What MCP does not do: it does not make tool use safer, it does not improve the model's selection accuracy, it does not magically solve any of the failure modes in the next section. The model still gets a list of name + description + schema entries; everything in section 4 still applies. MCP is plumbing.
8 · Production failure modes
If you ship a tool-using agent, you will see at least three of these. The mitigations are mundane — they don't require new tech, just discipline about schemas, caps, and how many tools you wire up.
- Schema drift You change a tool's behavior — rename a parameter, change a default, add a required field — and don't update the schema description or the prompt that depends on it. The agent keeps calling it the old way, gets errors, retries, fails. The fix is to treat tool schemas like API contracts: versioned, reviewed in PR, with a smoke test that verifies a representative request still works after any change.
- The "wrong tool, plausibly correct args" mistake Two tools have overlapping descriptions. The model picks the wrong one, but with arguments that look right, so the function runs, returns plausible-looking data, and the final answer is confidently incorrect. This is the hardest failure to debug because nothing throws. Mitigate by writing exclusionary descriptions ("do not use for X — use Y instead") and by logging which tool fired against the user's intent so you can audit selection accuracy offline.

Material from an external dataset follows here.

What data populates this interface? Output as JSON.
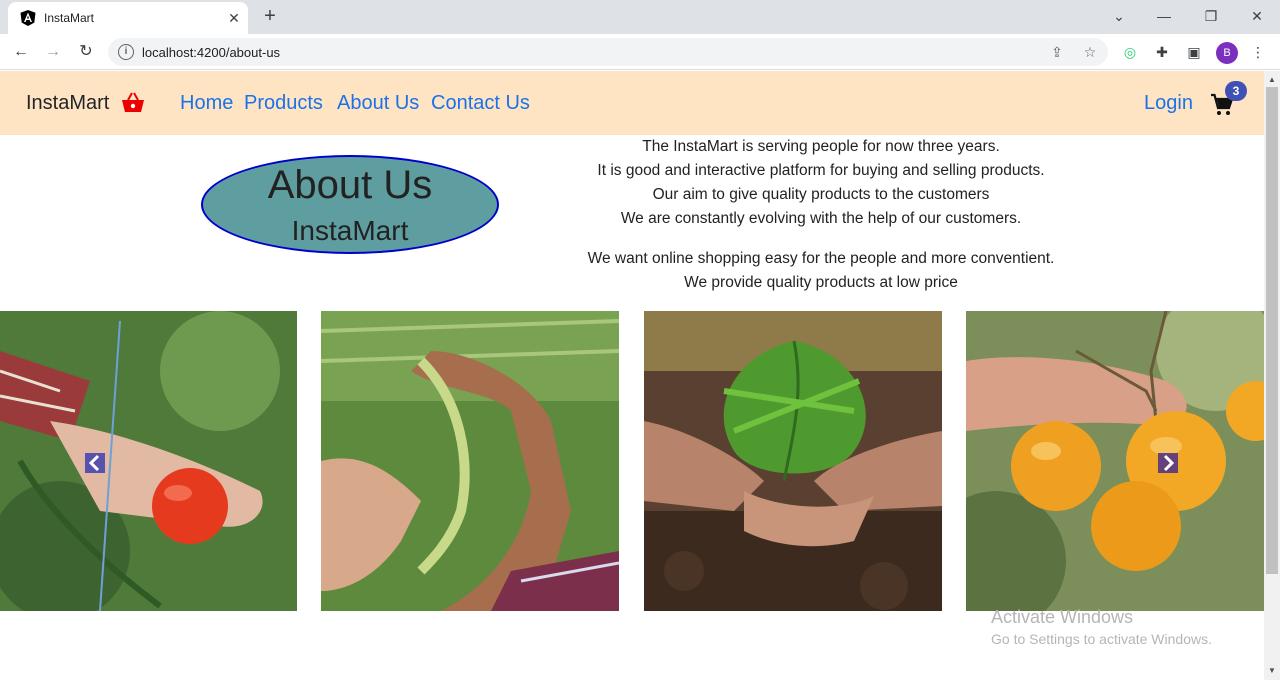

- Retry storms A downstream service flaps. Your tool returns an error. The model retries. The tool still fails. The model retries again. You hit your MAX_ITERATIONS cap, but you forgot to put a delay between iterations, so you sent fifteen requests to the flapping service in two seconds. Mitigate with exponential backoff inside the tool implementation (not the loop), and rate-limit per-tool independently of the loop cap.
- Context bloat Every tool result is appended to the conversation. A single big tool call (a 200KB database dump, a long file read, a verbose error stack) inflates context for every subsequent iteration. Costs balloon and the model starts losing track of the original request. Mitigate by summarizing tool results above a threshold — return the first N rows, or a count + a sample, and let the model ask for more if needed.
-
The 8–12 tool overflow
Selection accuracy degrades as you add tools. Below ~6 tools the model picks correctly nearly always; somewhere between 8 and 12 it starts conflating similar ones; past 20 it's noticeably worse than a random forest. The fix is hierarchical routing — instead of giving the model 30 tools, give it 4 "router" tools (
search_anything,act_on_calendar,act_on_files,act_on_messages) that internally dispatch to the specific function. Or build a small classifier-style "router agent" that picks a sub-agent which has its own narrower tool list. - Silent cache invalidation Tool schemas live in your prompt prefix. Change a single description and you blow away the prompt cache, doubling cost on the next call. If you ship daily edits to tool descriptions, you'll pay the full uncached input price every deploy. Mitigate by deploying schema changes during off-peak hours, or by warming the cache with a no-op request after each deploy.
What to take away
Function calling is a serializer. The model writes a JSON request, you run the function, you hand back the result, repeat until done. The interesting work is on either side of that exchange — schema design on the way in, error shaping on the way out, and a cap on the loop so a confused model doesn't run you into the ground.
If you remember three things:
- The model never runs code. It writes JSON that asks you to run code.
- Schemas are prompts. Names and descriptions do most of the routing.
- Cap the iterations, return errors as tool results, and stop adding tools past ten.
Everything else — MCP, agent frameworks, multi-agent topologies — is structure built on top of those three facts.